A major global conservation effort, aiming to bring to better attention the chronic plight of the world’s amphibian species, was launched at the start of this year. You might have heard of it: the Year of the Frog movement. And, today, a second project aimed at conserving the world’s endangered amphibians launches: the EDGE amphibian project, a website designed by the Zoological Society of London to draw attention to amphibian species that are not just globally endangered, but are also evolutionarily distinct…
As you might have guessed, ‘EDGE’ stands for Evolutionarily Distinct and Globally Endangered. EDGE species have few (or no) close living relatives and are highly distinct in terms of their biology, habits or behaviour. In a talk abstract from March 2007, Jonathan Baillie – head of the ZSL’s Indicators and Assessments Unit – noted that ‘many of the world’s most evolutionarily distinct species are on the edge of extinction, yet they receive little or no conservation attention’. EDGE species are in cases the last surviving members of groups that have had long evolutionary histories, yet they ‘are unfamiliar to both conservationists and the public, and are frequently overlooked by current conservation initiatives’, said Baillie. The loss of EDGE species does not just mean, then, the loss of some of the most interesting species, it also means that we are in danger of losing a disproportionate amount of the planet’s evolutionary history (e.g., Heard & Mooers 2000, Purvis et al. 2000, von Euler 2001). The possibility exists that such losses might greatly reduce the potential for future evolution. Knowledge of a group’s phylogenetic and geological history is therefore an essential tool in setting conservation priorities [purple frog above is Nasikabatrachus sahyadrensis; one of many on the EDGE list].
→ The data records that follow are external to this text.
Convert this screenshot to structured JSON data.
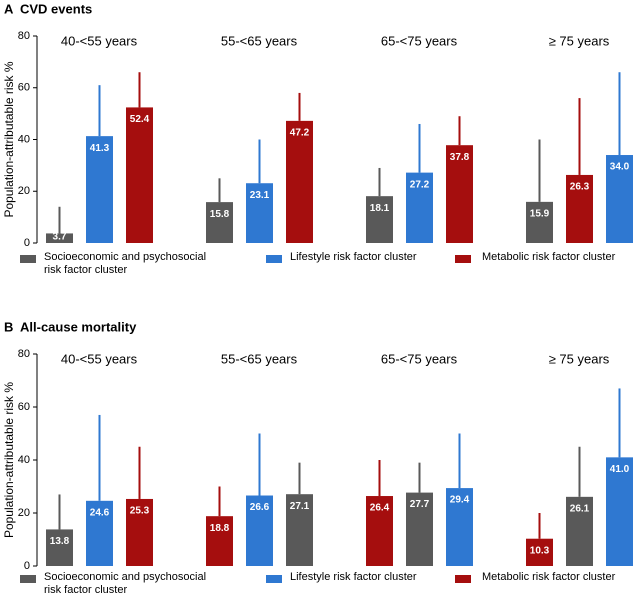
{
  "chart_data": [
    {
      "type": "bar",
      "label": "A",
      "title": "CVD events",
      "ylabel": "Population-attributable risk %",
      "ylim": [
        0,
        80
      ],
      "yticks": [
        0,
        20,
        40,
        60,
        80
      ],
      "series": [
        {
          "name": "Socioeconomic and psychosocial risk factor cluster",
          "color": "#595959"
        },
        {
          "name": "Lifestyle risk factor cluster",
          "color": "#2f78d1"
        },
        {
          "name": "Metabolic risk factor cluster",
          "color": "#a50e0e"
        }
      ],
      "categories": [
        "40-<55 years",
        "55-<65 years",
        "65-<75 years",
        "≥ 75 years"
      ],
      "groups": [
        {
          "bars": [
            {
              "color": "#595959",
              "value": 3.7,
              "upper": 14
            },
            {
              "color": "#2f78d1",
              "value": 41.3,
              "upper": 61
            },
            {
              "color": "#a50e0e",
              "value": 52.4,
              "upper": 66
            }
          ]
        },
        {
          "bars": [
            {
              "color": "#595959",
              "value": 15.8,
              "upper": 25
            },
            {
              "color": "#2f78d1",
              "value": 23.1,
              "upper": 40
            },
            {
              "color": "#a50e0e",
              "value": 47.2,
              "upper": 58
            }
          ]
        },
        {
          "bars": [
            {
              "color": "#595959",
              "value": 18.1,
              "upper": 29
            },
            {
              "color": "#2f78d1",
              "value": 27.2,
              "upper": 46
            },
            {
              "color": "#a50e0e",
              "value": 37.8,
              "upper": 49
            }
          ]
        },
        {
          "bars": [
            {
              "color": "#595959",
              "value": 15.9,
              "upper": 40
            },
            {
              "color": "#a50e0e",
              "value": 26.3,
              "upper": 56
            },
            {
              "color": "#2f78d1",
              "value": 34.0,
              "value_label": "34.0",
              "upper": 66
            }
          ]
        }
      ]
    },
    {
      "type": "bar",
      "label": "B",
      "title": "All-cause mortality",
      "ylabel": "Population-attributable risk %",
      "ylim": [
        0,
        80
      ],
      "yticks": [
        0,
        20,
        40,
        60,
        80
      ],
      "series": [
        {
          "name": "Socioeconomic and psychosocial risk factor cluster",
          "color": "#595959"
        },
        {
          "name": "Lifestyle risk factor cluster",
          "color": "#2f78d1"
        },
        {
          "name": "Metabolic risk factor cluster",
          "color": "#a50e0e"
        }
      ],
      "categories": [
        "40-<55 years",
        "55-<65 years",
        "65-<75 years",
        "≥ 75 years"
      ],
      "groups": [
        {
          "bars": [
            {
              "color": "#595959",
              "value": 13.8,
              "upper": 27
            },
            {
              "color": "#2f78d1",
              "value": 24.6,
              "upper": 57
            },
            {
              "color": "#a50e0e",
              "value": 25.3,
              "upper": 45
            }
          ]
        },
        {
          "bars": [
            {
              "color": "#a50e0e",
              "value": 18.8,
              "upper": 30
            },
            {
              "color": "#2f78d1",
              "value": 26.6,
              "upper": 50
            },
            {
              "color": "#595959",
              "value": 27.1,
              "upper": 39
            }
          ]
        },
        {
          "bars": [
            {
              "color": "#a50e0e",
              "value": 26.4,
              "upper": 40
            },
            {
              "color": "#595959",
              "value": 27.7,
              "upper": 39
            },
            {
              "color": "#2f78d1",
              "value": 29.4,
              "upper": 50
            }
          ]
        },
        {
          "bars": [
            {
              "color": "#a50e0e",
              "value": 10.3,
              "upper": 20
            },
            {
              "color": "#595959",
              "value": 26.1,
              "upper": 45
            },
            {
              "color": "#2f78d1",
              "value": 41.0,
              "value_label": "41.0",
              "upper": 67
            }
          ]
        }
      ]
    }
  ]
}
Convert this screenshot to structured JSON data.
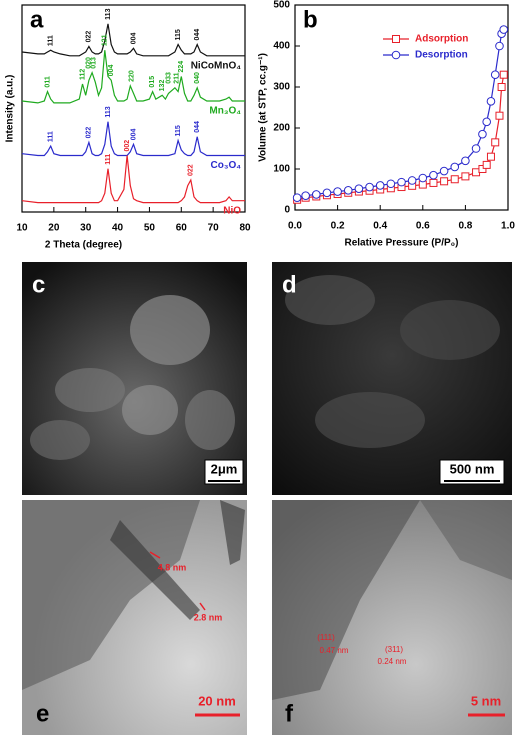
{
  "chart_data": [
    {
      "type": "line",
      "panel_label": "a",
      "xlabel": "2 Theta (degree)",
      "ylabel": "Intensity (a.u.)",
      "xlim": [
        10,
        80
      ],
      "xticks": [
        10,
        20,
        30,
        40,
        50,
        60,
        70,
        80
      ],
      "ylim": [
        0,
        110
      ],
      "x": [
        10,
        15,
        17,
        18,
        19,
        20,
        22,
        25,
        28,
        29,
        30,
        31,
        32,
        33,
        34,
        35,
        36,
        37,
        38,
        39,
        40,
        42,
        43,
        44,
        45,
        46,
        48,
        50,
        51,
        52,
        54,
        55,
        56,
        58,
        59,
        60,
        61,
        62,
        63,
        64,
        65,
        66,
        68,
        70,
        72,
        74,
        75,
        76,
        78,
        80
      ],
      "series": [
        {
          "name": "NiCoMnO₄",
          "color": "#111111",
          "values": [
            85,
            84,
            84,
            85,
            86,
            85,
            84,
            83,
            83,
            84,
            85,
            88,
            85,
            84,
            84,
            85,
            91,
            100,
            89,
            85,
            84,
            84,
            84,
            85,
            87,
            84,
            83,
            83,
            83,
            83,
            83,
            83,
            83,
            85,
            89,
            86,
            84,
            84,
            84,
            85,
            89,
            85,
            83,
            83,
            83,
            83,
            83,
            83,
            83,
            83
          ],
          "peak_labels": [
            {
              "x": 19,
              "text": "111"
            },
            {
              "x": 31,
              "text": "022"
            },
            {
              "x": 37,
              "text": "113"
            },
            {
              "x": 45,
              "text": "004"
            },
            {
              "x": 59,
              "text": "115"
            },
            {
              "x": 65,
              "text": "044"
            }
          ]
        },
        {
          "name": "Mn₃O₄",
          "color": "#1faa1f",
          "values": [
            59,
            58,
            59,
            64,
            60,
            58,
            58,
            58,
            60,
            68,
            62,
            70,
            74,
            69,
            62,
            66,
            86,
            72,
            70,
            62,
            59,
            59,
            60,
            67,
            63,
            59,
            59,
            60,
            64,
            60,
            62,
            60,
            63,
            66,
            64,
            72,
            63,
            59,
            59,
            62,
            66,
            61,
            59,
            59,
            59,
            60,
            61,
            59,
            59,
            59
          ],
          "peak_labels": [
            {
              "x": 18,
              "text": "011"
            },
            {
              "x": 29,
              "text": "112"
            },
            {
              "x": 31,
              "text": "020"
            },
            {
              "x": 32.5,
              "text": "013"
            },
            {
              "x": 36,
              "text": "121"
            },
            {
              "x": 38,
              "text": "004"
            },
            {
              "x": 44.5,
              "text": "220"
            },
            {
              "x": 50.8,
              "text": "015"
            },
            {
              "x": 54,
              "text": "132"
            },
            {
              "x": 56,
              "text": "033"
            },
            {
              "x": 58.5,
              "text": "211"
            },
            {
              "x": 60,
              "text": "224"
            },
            {
              "x": 65,
              "text": "040"
            }
          ]
        },
        {
          "name": "Co₃O₄",
          "color": "#2b2bcc",
          "values": [
            31,
            30,
            30,
            32,
            35,
            31,
            30,
            30,
            30,
            30,
            32,
            37,
            31,
            30,
            30,
            31,
            36,
            48,
            35,
            31,
            30,
            30,
            30,
            32,
            36,
            31,
            30,
            30,
            30,
            30,
            30,
            30,
            30,
            31,
            38,
            33,
            31,
            30,
            30,
            32,
            40,
            32,
            30,
            30,
            30,
            30,
            30,
            30,
            30,
            30
          ],
          "peak_labels": [
            {
              "x": 19,
              "text": "111"
            },
            {
              "x": 31,
              "text": "022"
            },
            {
              "x": 37,
              "text": "113"
            },
            {
              "x": 45,
              "text": "004"
            },
            {
              "x": 59,
              "text": "115"
            },
            {
              "x": 65,
              "text": "044"
            }
          ]
        },
        {
          "name": "NiO",
          "color": "#e8202a",
          "values": [
            6,
            5,
            5,
            5,
            5,
            5,
            5,
            5,
            5,
            5,
            5,
            5,
            5,
            5,
            5,
            6,
            10,
            23,
            10,
            6,
            6,
            12,
            30,
            14,
            7,
            6,
            5,
            5,
            5,
            5,
            5,
            5,
            5,
            5,
            5,
            6,
            8,
            14,
            17,
            8,
            6,
            5,
            5,
            5,
            5,
            6,
            8,
            6,
            6,
            6
          ],
          "peak_labels": [
            {
              "x": 37,
              "text": "111"
            },
            {
              "x": 43,
              "text": "002"
            },
            {
              "x": 63,
              "text": "022"
            }
          ]
        }
      ]
    },
    {
      "type": "line",
      "panel_label": "b",
      "xlabel": "Relative Pressure (P/P₀)",
      "ylabel": "Volume (at STP, cc.g⁻¹)",
      "xlim": [
        0,
        1
      ],
      "xticks": [
        {
          "value": 0,
          "label": "0.0"
        },
        {
          "value": 0.2,
          "label": "0.2"
        },
        {
          "value": 0.4,
          "label": "0.4"
        },
        {
          "value": 0.6,
          "label": "0.6"
        },
        {
          "value": 0.8,
          "label": "0.8"
        },
        {
          "value": 1,
          "label": "1.0"
        }
      ],
      "ylim": [
        0,
        500
      ],
      "yticks": [
        0,
        100,
        200,
        300,
        400,
        500
      ],
      "legend": "upper-right",
      "x": [
        0.01,
        0.05,
        0.1,
        0.15,
        0.2,
        0.25,
        0.3,
        0.35,
        0.4,
        0.45,
        0.5,
        0.55,
        0.6,
        0.65,
        0.7,
        0.75,
        0.8,
        0.85,
        0.88,
        0.9,
        0.92,
        0.94,
        0.96,
        0.97,
        0.98
      ],
      "series": [
        {
          "name": "Adsorption",
          "color": "#e8202a",
          "marker": "square",
          "values": [
            25,
            30,
            33,
            36,
            39,
            42,
            45,
            47,
            50,
            53,
            56,
            59,
            62,
            66,
            70,
            75,
            82,
            92,
            100,
            110,
            130,
            165,
            230,
            300,
            330
          ]
        },
        {
          "name": "Desorption",
          "color": "#2b2bcc",
          "marker": "circle",
          "values": [
            30,
            35,
            38,
            42,
            45,
            48,
            52,
            56,
            60,
            64,
            68,
            72,
            78,
            85,
            95,
            105,
            120,
            150,
            185,
            215,
            265,
            330,
            400,
            430,
            440
          ]
        }
      ]
    }
  ],
  "panels": [
    {
      "label": "c",
      "scale_bar": "2μm"
    },
    {
      "label": "d",
      "scale_bar": "500 nm"
    },
    {
      "label": "e",
      "scale_bar": "20 nm",
      "annotations": [
        "4.8 nm",
        "2.8 nm"
      ]
    },
    {
      "label": "f",
      "scale_bar": "5 nm",
      "annotations": [
        "(111)",
        "0.47 nm",
        "(311)",
        "0.24 nm"
      ]
    }
  ]
}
While some EDGE species – like Giant pandas and Black rhinos – are well studied and relatively familiar, a great many are highly obscure and poorly known. So the plan over the last couple of months – as if you couldn’t guess – has been to build a framework of reference articles on Tet Zoo that essentially introduce the main amphibian lineages and their key traits. With the exception of one article left to do on natatanuran neobatrachians, I managed to get through all anurans (the anuran series has so far consisted of part I, part II, part III, part IV, part V, part VI, and part VII), and of course just recently we did caecilians (part II here) and caudates (part II here) [salamander in adjacent image is the Luristan newt Neurergus kaiseri, an Iranian salamandrid named in 1952; it's also on the EDGE list].
With this framework (virtually) in place, the stage is set for more detailed examinations of specific species and genera, focusing of course on the EDGE amphibian species. Given that I have a particular liking of obscure species, I had to take this on, and indeed you might argue that I had a responsibility to do so, given that virtually nothing non-technical has been written about many of the species concerned. We’re talking about such awesome creatures as the giant salamanders, Australian frogs that have lost their eardrums and communicate by waving their limbs around, miniature Mexican plethodontids, spiny salamanders, olms, the singularly named Togo slippery frog Conraua derooi and Baw Baw frog Philoria frosti… and many others. As of today, lots of information on these species – much of it widely available for the first time – is available at the EDGE amphibian site, and I’m going to be blogging about some of these species over the following weeks and months. You have been warned! Many thanks to EDGE’s Helen Meredith, the EDGE amphibians co-ordinator, for her support on all of this and for getting me involved. A short article by me, essentially similar to this one, can be found here on the EDGE site: bizarrely, I’m not holding an amphibian, but the skull of Dave Hone and Mike Benton’s new rhynchosaur Fodonyx, recently published in Palaeontology. More on that later [white olms Proteus anguinus below; also on the EDGE list].

And for more information here’s Helen Meredith talking about EDGE amphibians…
PS – happy second birthday Tet Zoo! More on that later in the week.
PPS – the EDGE amphibians site is currently having a few teething problems. These will be resolved soon.
Refs – -
Heard, S. B. & Mooers, A. Ø. 2000. Phylogenetically patterned speciation rates and extinction risks change the loss of evolutionary history during extinctions. Proceedings of the Royal Society of London B 267, 613-620.
Purvis, A., Agapow, P.-M., Gittleman, J. L. & Mace, G. M. 2000. Non-random extinction and the loss of evolutionary history. Science 288, 328-330.
von Euler, F. 2001. Selective extinction and rapid loss of evolutionary history in the bird fauna. Proceedings of the Royal Society of London B 268, 127-130.